Восхитительный куш | страница 17



— А ведь верно, — поддержала свою конфидентку княгиня и легонько пнула Тауберга по железной ноге. — Пусть стоит в передней, как страж дома и встречает гостей.

— Так давайте, барыня, я сей час его и снесу к дверям, — предложила титанида.

Недолго думая, она наклонила Тауберга и устроила под мышку.

— Может, еще чего унесть? — спросила она, махнув свободной рукой. — Чтобы два раза не ходить?

— Я полагаю, тебе достаточно и одного железного истукана, — усмехнулась Голицына.

Ненилла в ответ хмыкнула и потащила «истукана» к выходу. И тут случился incidentis, коий едва не лишил титаниду речи. Как только старшая горничная сделала шаг к двери гостиной, статуй у нее под мышкой вдруг дернул железной ногой и глухо, но вполне внятно произнес:

— Оставьте меня!

— А‑а‑а, батюшки святы! — громоподобно вскрикнула Ненилла и с силой бросила говорящие доспехи на пол.

Громко бряцнув, статуй упал на спину и задвигал одновременно руками и ногами, пытаясь встать. Он был похож на огромного жука, лежащего кверху брюхом и тщетно сучившего лапами в надежде перевернуться хотя бы на бок.

— Что же это деется, а?! — пробормотала сомлевшая Ненилла и с недоумением посмотрела на барыню. То, что творилось с княгиней, вначале испугало ее. Голицына буквально сотрясалась всем телом, не в силах произнести ни слова.

— Барыня, да вас, никак, лихоманка бьет! — воскликнула Ненилла.

— Нет, не ли‑хо‑ман‑ка, — по частям выдавила из себя княгиня. — Э‑то дру‑го‑е…

Она подошла к барахтающемуся на полу рыцарю и подняла забрало, стараясь серьезно смотреть в его растерянные поголубевшие глаза:

— Это вы, Иван Федорович?

— Я, — ответил мучительно покрасневший Тауберг. — Будьте так любезны, скажите своей валькирии, чтобы помогла мне подняться.

— Ненилла, — обернулась Александра Аркадьевна к горничной, — Помоги господину Таубергу встать на ноги.

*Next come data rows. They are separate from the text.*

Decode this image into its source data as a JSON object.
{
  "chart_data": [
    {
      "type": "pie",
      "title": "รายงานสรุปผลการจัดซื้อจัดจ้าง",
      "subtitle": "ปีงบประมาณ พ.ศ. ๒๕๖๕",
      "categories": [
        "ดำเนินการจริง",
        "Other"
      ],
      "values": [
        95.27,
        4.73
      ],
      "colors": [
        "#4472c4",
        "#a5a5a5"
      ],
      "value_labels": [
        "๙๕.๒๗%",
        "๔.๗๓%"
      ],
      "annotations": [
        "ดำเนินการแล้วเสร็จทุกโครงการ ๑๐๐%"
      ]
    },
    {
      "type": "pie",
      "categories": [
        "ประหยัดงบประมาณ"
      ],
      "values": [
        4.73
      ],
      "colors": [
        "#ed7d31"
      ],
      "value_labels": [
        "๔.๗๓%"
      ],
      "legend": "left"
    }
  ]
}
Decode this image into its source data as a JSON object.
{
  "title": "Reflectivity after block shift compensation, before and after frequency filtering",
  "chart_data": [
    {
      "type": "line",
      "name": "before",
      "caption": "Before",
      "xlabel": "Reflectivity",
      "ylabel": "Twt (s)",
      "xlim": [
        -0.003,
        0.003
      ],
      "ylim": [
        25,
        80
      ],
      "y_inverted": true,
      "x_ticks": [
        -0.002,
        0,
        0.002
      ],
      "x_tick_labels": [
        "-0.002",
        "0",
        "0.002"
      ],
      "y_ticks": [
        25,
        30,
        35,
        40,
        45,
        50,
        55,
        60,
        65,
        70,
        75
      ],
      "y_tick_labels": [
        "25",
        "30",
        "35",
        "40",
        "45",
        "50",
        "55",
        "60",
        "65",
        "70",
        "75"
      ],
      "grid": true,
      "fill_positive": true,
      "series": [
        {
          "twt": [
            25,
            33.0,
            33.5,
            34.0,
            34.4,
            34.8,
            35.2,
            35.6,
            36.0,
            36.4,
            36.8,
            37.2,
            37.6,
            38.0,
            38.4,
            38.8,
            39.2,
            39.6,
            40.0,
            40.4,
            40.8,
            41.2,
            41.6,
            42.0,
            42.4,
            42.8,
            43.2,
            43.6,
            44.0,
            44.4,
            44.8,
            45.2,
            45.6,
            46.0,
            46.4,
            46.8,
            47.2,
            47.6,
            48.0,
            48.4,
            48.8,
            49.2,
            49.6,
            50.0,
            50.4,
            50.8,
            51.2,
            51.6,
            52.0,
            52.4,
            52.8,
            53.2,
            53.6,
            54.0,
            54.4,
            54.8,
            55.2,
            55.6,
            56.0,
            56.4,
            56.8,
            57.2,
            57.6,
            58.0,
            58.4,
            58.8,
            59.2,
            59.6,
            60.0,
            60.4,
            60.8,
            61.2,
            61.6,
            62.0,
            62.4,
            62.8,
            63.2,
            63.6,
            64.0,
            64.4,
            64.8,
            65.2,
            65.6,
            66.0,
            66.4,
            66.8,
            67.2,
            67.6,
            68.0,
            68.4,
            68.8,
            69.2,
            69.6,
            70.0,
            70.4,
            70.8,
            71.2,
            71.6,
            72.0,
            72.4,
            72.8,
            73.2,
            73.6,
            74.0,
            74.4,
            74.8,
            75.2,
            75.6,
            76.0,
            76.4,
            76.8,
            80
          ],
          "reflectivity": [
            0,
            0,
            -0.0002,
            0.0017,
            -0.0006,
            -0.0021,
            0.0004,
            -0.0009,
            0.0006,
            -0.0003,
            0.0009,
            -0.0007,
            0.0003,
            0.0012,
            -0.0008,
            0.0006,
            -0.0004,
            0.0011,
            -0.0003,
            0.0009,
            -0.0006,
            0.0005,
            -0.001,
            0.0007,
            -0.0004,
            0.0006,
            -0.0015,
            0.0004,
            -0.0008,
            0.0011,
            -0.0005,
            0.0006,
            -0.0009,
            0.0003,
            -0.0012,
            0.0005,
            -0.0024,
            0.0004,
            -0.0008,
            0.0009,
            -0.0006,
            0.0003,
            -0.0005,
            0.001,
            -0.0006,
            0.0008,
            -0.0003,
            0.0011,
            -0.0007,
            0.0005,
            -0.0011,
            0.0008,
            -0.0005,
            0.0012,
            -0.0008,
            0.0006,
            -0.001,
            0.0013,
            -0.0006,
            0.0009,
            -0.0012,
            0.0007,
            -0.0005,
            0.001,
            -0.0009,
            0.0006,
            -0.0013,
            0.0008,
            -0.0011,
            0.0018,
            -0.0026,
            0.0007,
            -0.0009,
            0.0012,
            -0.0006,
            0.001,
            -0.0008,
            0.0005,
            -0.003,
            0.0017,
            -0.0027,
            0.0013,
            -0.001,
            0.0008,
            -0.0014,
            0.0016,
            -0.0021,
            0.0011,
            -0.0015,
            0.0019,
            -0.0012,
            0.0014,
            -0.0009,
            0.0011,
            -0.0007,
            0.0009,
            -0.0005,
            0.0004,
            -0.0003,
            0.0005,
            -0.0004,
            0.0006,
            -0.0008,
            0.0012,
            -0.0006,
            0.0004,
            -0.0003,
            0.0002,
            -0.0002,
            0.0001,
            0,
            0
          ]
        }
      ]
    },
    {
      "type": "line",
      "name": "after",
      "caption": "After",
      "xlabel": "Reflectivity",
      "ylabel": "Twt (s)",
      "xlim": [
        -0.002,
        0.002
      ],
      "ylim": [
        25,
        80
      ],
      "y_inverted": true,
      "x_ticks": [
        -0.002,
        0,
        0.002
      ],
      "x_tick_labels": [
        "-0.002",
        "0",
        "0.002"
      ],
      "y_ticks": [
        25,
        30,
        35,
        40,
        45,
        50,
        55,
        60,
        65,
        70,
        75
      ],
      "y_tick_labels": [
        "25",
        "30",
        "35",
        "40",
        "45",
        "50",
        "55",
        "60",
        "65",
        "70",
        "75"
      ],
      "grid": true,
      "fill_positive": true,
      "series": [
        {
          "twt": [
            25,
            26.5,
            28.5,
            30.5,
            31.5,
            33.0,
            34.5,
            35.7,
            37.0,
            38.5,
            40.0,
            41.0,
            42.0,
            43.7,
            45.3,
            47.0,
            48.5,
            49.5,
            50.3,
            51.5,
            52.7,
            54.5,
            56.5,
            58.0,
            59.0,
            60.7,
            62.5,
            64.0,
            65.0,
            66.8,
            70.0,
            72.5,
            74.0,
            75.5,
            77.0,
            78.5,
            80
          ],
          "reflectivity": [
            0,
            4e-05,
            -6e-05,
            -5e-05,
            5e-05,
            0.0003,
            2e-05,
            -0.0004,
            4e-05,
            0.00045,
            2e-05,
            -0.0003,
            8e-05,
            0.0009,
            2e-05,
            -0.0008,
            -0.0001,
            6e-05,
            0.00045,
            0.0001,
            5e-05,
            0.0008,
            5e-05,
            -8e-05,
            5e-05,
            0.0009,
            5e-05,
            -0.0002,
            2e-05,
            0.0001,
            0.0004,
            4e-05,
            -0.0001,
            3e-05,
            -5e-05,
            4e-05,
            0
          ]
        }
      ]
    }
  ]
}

Горничная с опаской подошла к распластанному на полу железному истукану, увидела лицо Тауберга и только после этого немного успокоилась. Крякнув, она рывком подняла Ивана с пола, поставила на ноги. При этом княгиня издала звук, похожий на нечто среднее между рыданием и стоном. Когда Иван Федорович обратил к ней красное от столь необычного конфуза лицо, она, едва сдерживаясь от смеха, спросила:

— Скажите, ради Бога, зачем вы туда залезли?

— Это мой карнавальный костюм, сударыня. Я примерял его, а затем…

Ему не удалось договорить. Забрало, клацнув, упало и закрыло ему лицо. У Голицыной при виде этого мгновенно повлажнели глаза, и она, наконец, разразилась заливистым смехом, удержать который у нее не было никаких дамских сил. Она хохотала так звонко, что ей стали вторить подвески хрустальной люстры, зазвенев сотней крохотных колокольцев. За решеткой забрала было видно, как Тауберг несколько раз обиженно сморгнул, затем круто развернулся и пошел прочь из гостиной. Когда Иван Федорович поднимался с негнущейся спиной по ступеням мансарды, он был похож на Каменного гостя, желающего поскорее прикончить любовника своей жены смертельным рукопожатием.